06/04/2021
We are delighted to announce that the first elected Glenn Gould Bach Fellow for 2021-2023 is renowned cellist Tanja Tetzlaff.
Last summer, the GLENN GOULD BACH FELLOWSHIP was presented to the public, with Founding Fellow. Peter Tuite. Every two years, the City of Weimar will now award this fellowship, which offers musicians the chance to realize ambitious and innovative musical media projects on the music of Bach or on music from the Baroque period. The Glenn Gould Bach Fellowship is made possible by the Philip Loubser Foundation and managed by the Thuringia Bach Festival.
The first elected recipient of the Fellowship awarded by the City of Weimar has now been chosen: Cellist Tanja Tetzlaff, born in Hamburg in 1973, convinced the selection panel both with her artistic work as well as with her project proposal. Starting this April, over the next two years, she will now have the opportunity to realise a film project that relates Bach's famous cello suites to nature and climate change. In addition to her concert activities, Tetzlaff has long been involved with environmental issues – and can now combine the two with this wholly unique project.

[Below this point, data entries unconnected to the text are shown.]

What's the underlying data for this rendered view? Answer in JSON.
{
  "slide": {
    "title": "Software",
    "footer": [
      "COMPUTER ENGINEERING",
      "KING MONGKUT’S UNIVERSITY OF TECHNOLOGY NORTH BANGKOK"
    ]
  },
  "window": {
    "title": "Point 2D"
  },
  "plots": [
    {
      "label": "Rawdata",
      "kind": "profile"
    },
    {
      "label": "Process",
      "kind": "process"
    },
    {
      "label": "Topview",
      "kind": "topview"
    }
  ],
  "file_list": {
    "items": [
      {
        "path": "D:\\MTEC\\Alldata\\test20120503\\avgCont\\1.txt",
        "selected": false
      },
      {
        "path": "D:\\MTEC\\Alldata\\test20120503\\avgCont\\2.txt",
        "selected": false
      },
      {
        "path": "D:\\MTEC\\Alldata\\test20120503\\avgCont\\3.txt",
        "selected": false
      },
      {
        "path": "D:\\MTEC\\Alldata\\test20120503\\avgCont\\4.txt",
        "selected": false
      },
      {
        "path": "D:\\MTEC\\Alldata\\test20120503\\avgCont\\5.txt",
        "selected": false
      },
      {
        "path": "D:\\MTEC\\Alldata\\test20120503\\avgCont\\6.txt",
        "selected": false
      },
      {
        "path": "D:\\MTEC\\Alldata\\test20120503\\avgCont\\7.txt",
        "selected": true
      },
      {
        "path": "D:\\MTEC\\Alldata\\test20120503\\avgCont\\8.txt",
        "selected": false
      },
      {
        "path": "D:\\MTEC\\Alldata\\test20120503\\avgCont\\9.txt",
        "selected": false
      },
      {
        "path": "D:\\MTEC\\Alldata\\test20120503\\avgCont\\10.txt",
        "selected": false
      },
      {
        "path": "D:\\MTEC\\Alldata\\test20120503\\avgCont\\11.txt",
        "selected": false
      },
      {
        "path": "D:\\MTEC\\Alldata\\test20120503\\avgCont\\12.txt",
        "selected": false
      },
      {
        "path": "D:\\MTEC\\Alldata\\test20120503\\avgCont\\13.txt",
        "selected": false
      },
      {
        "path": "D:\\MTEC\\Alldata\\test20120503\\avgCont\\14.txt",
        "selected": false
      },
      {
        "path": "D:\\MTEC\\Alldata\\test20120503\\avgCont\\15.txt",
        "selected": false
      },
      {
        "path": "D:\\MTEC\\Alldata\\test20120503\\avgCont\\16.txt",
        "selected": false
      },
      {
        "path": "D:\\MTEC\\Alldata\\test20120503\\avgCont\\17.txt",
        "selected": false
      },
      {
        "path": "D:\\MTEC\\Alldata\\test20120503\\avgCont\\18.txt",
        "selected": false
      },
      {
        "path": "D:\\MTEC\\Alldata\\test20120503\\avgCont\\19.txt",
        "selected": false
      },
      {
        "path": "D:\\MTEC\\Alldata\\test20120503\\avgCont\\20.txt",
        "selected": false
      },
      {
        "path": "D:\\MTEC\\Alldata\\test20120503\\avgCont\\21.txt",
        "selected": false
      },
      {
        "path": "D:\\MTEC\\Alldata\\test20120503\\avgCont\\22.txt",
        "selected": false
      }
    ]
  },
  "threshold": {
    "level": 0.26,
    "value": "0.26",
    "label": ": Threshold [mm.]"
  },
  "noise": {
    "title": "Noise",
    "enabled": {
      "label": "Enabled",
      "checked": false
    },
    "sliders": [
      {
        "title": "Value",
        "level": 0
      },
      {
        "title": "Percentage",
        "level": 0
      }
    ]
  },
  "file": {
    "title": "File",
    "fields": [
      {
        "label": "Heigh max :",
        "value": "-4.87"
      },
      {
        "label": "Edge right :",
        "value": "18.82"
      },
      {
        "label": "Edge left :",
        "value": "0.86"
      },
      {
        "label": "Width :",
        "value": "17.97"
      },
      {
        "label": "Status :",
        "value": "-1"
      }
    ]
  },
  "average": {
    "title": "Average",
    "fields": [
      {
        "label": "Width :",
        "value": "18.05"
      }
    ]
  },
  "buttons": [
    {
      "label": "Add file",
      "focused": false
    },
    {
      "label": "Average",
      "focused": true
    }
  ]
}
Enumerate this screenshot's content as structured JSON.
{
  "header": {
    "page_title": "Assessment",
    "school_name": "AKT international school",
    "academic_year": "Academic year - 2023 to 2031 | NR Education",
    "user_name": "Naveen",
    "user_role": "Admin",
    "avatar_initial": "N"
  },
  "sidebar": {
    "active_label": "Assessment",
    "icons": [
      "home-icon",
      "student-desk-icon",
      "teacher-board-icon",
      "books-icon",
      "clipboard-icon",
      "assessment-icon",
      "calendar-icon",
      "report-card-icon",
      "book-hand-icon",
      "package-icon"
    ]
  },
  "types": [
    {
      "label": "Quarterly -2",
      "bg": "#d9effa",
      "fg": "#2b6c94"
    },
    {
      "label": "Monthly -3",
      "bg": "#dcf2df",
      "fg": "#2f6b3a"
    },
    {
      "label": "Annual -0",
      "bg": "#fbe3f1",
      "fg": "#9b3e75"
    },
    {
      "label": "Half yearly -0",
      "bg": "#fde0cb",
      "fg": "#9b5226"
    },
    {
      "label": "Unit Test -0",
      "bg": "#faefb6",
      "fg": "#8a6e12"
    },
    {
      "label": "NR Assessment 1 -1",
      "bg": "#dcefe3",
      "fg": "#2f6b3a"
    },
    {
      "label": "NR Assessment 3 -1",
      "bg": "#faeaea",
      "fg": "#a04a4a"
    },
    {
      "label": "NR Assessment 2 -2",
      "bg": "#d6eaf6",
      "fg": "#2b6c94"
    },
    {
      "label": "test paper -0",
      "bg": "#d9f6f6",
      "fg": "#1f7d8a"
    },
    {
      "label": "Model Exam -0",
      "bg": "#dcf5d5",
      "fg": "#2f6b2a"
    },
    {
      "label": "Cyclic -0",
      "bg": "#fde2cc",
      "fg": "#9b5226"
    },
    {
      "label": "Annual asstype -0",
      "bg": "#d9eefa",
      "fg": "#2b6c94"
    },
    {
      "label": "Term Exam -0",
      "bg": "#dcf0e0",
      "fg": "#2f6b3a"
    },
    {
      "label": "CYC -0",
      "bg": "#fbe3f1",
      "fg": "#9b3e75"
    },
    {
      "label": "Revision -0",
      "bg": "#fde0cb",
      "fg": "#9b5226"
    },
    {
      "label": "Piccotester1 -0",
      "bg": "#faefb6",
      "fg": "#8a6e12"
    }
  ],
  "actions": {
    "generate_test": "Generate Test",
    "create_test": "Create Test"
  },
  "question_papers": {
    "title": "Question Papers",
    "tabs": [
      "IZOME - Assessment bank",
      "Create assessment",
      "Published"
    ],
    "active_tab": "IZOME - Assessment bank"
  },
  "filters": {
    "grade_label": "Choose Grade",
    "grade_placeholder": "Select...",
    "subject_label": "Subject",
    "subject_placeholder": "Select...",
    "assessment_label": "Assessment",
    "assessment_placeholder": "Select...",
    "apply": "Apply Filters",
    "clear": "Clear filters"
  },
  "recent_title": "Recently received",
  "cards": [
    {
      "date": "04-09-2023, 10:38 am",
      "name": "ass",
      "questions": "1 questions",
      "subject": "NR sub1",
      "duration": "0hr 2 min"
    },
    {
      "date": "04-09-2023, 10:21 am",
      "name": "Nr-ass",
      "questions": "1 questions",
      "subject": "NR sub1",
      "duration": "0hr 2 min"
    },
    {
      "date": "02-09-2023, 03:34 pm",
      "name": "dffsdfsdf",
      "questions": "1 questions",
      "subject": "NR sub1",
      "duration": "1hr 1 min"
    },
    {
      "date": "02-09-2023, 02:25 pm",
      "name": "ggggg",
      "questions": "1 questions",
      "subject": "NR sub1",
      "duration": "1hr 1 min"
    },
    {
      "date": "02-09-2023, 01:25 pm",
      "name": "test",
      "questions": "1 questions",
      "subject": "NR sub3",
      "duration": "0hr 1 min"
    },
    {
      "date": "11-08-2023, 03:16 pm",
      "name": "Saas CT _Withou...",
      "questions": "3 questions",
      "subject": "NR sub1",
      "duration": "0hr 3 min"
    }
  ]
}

"I am very honoured to have been selected as the Glenn Gould Bach Fellow 2021," Tanja said in a first reaction. "The fellowship will allow me to realise a real dream project that combines two aspects that have kept me very busy over the past years."
Tanja Tetzlaff was selected last December from a large number of applications. The selection panel included the Weimar cultural director, Julia Miehe, concert pianist and conductor Lars Vogt, impresario Sonia Simmenauer, the Director of the Royal College of Music, Colin Lawson, and the patron Michael Loubser, representing the Philip Loubser Foundation. The Glenn Gould Bach Fellowship is endowed with 100,000 Euros annually for the fellows as well as for their project budget.
Cellist Tanja Tetzlaff has been a defining musician of her generation for decades, both as a soloist and as a chamber musician. Over the course of her career, she has performed as a soloist with Daniel Harding, Philippe Herreweghe and Sir Roger Norrington, among others. Her particular trademark is an extraordinarily broad repertoire, including above all compositions of the 20th and 21st centuries. Tanja Tetzlaff studied with Heinrich Schiff at the Mozarteum Salzburg, among others.
With the award of the Fellowship, the City of Weimar once again has the chance to add value to its great musical legacy. More than almost any other composer, JS Bach has shown us how our lives, even in difficult times, have a dimension that goes beyond the earthly. This is what makes the music so comforting where it expresses pain, and so heaven-storming where it rejoices.